Thanks @kargl you nailed it. You highlighted the advantage of having the `sqrt`

intrinsic function: it uses the (faster) `sqrtsd`

instruction every time, while the power `x**(1._sp/2)`

only uses it if you supply the `-ffast-math`

flag.

I think that also resolves the dilemma above: the expression `x**(1._sp/2)`

without `-ffast-math`

behaves as `x**y`

, but with `-ffast-math`

it behaves as `sqrt(x)`

.

Consequently, it seems you can indeed use the general `x**(1._sp/2)`

to implement the intrinsic `sqrt(x)`

, however by default it would only use the fast `sqrtsd`

instruction if `-ffast-math`

is provided (or equivalent). In the case of `sqrt`

we want to always use `-ffast-math`

if it is implemented using `x**(1._sp/2)`

, as it turns out that is what the user wants.

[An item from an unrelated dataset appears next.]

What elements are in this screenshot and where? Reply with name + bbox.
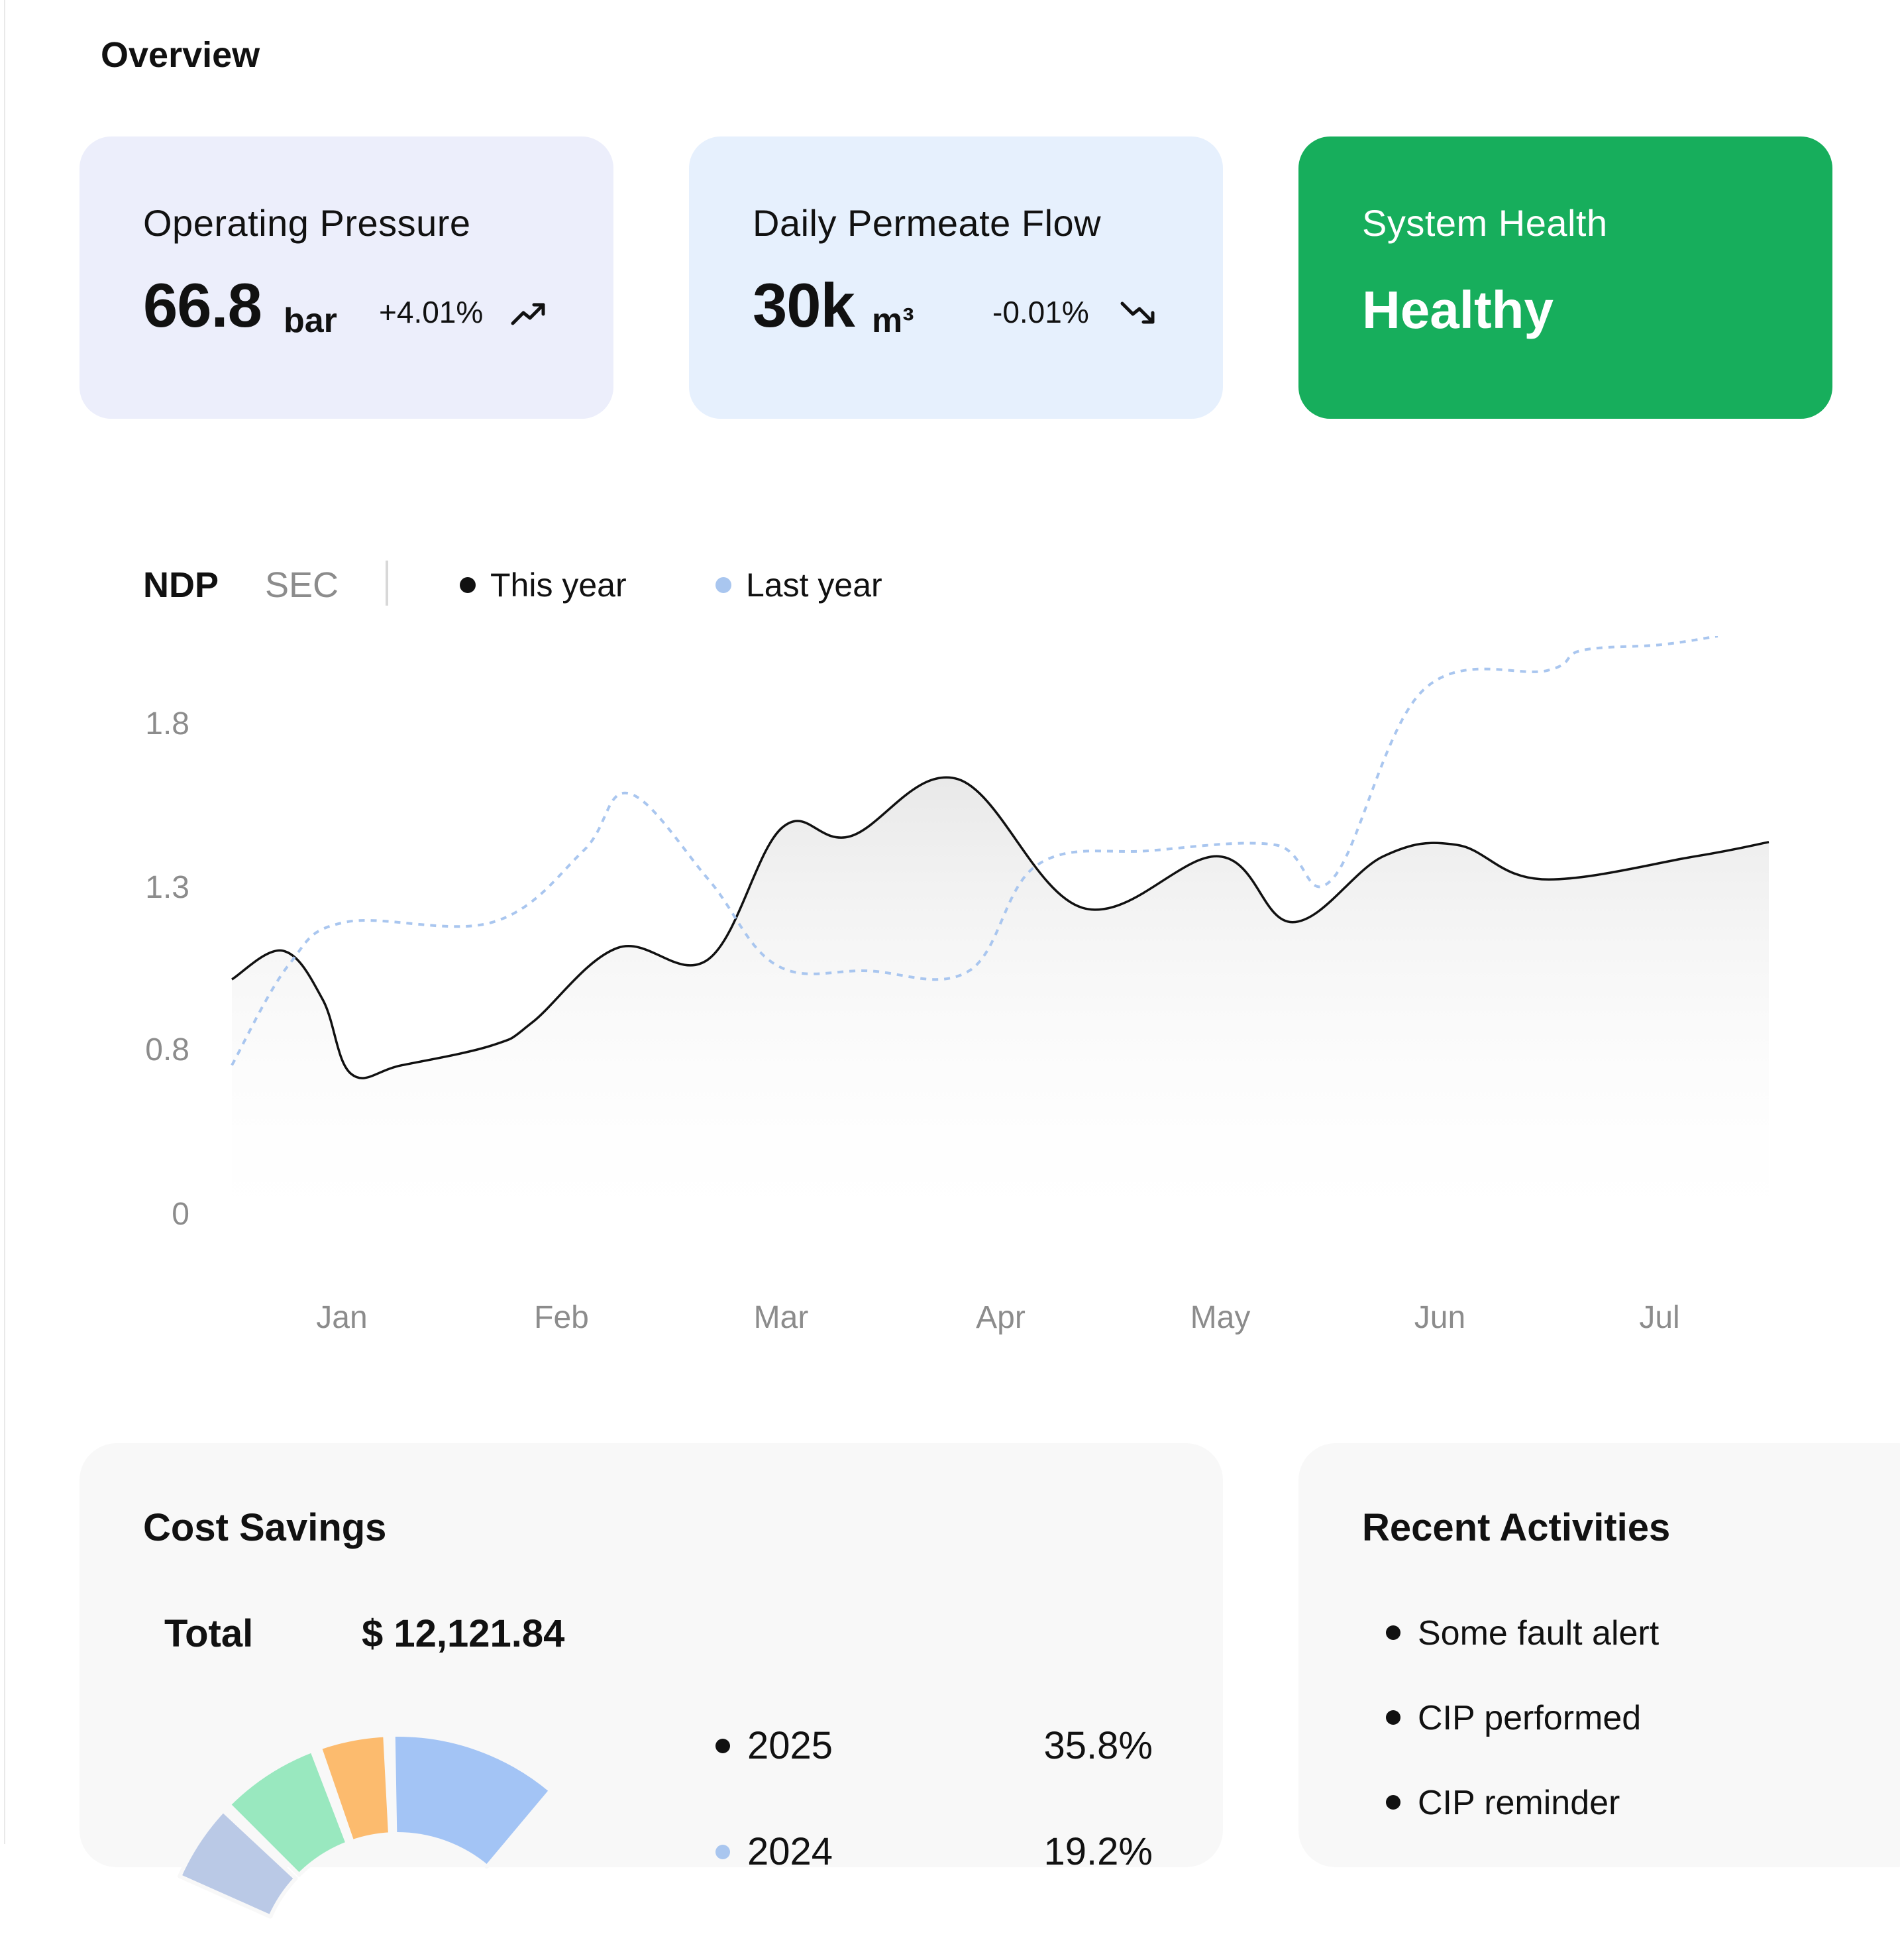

Regarding the cleanest implementation, one option is to have a dedicated ASR node for this operation like this:

```
--- a/src/libasr/ASR.asdl
+++ b/src/libasr/ASR.asdl
@@ -238,6 +238,7 @@ expr
| RealUnaryMinus(expr arg, ttype type, expr? value)
| RealCompare(expr left, cmpop op, expr right, ttype type, expr? value)
| RealBinOp(expr left, binop op, expr right, ttype type, expr? value)
+ | RealSqrt(expr arg, ttype type, expr? value)
| ComplexConstant(float re, float im, ttype type)
| ComplexUnaryMinus(expr arg, ttype type, expr? value)
| ComplexCompare(expr left, cmpop op, expr right, ttype type, expr? value)
```

The frontend would simply use this node for the intrinsic `sqrt(x)`

, as well as it can transform `RealBinOp(x op=Pow, 1/2, ...)`

into `RealSqrt(x, ...)`

if the `-ffast-math`

flag is provided in the ASR->ASR optimization phase.

We are trying to keep the ASR design minimal and only add nodes if needed. I thought the `sqrt`

function could be implemented using the general `RealBinOp`

operator, but I can see now that the backend should only generate the `sqrtsd`

if `-ffast-math`

is provided, but some codes/users cannot use this flag, so it seems a dedicated `RealSqrt`

node might be the way to go, to signal to the backend to use the `sqrtsd`

instruction even without `-ffast-math`

.

An alternative implementation is to recognize the instrinsic `sqrt`

function in the backend and directly generate the `sqrtsd`

instruction. The pro is that ASR is simpler, the con is that the backend has to have a special logic for intrinsic `sqrt`

, so having an explicit ASR node might be cleaner. We struggle these design choices. I’ll think about this.

Regarding inlining, LFortran inlines intrinsic functions (it has access to the source code at compile time). It currently doesn’t use `-ffast-math`

because I have not figured out how to make LLVM do it from C++ yet, but that’s a different issue.

@msz59 going forward, as you can see, you might want to focus on another intrinsic function, the `sqrt`

is quite special, as this thread highlighted.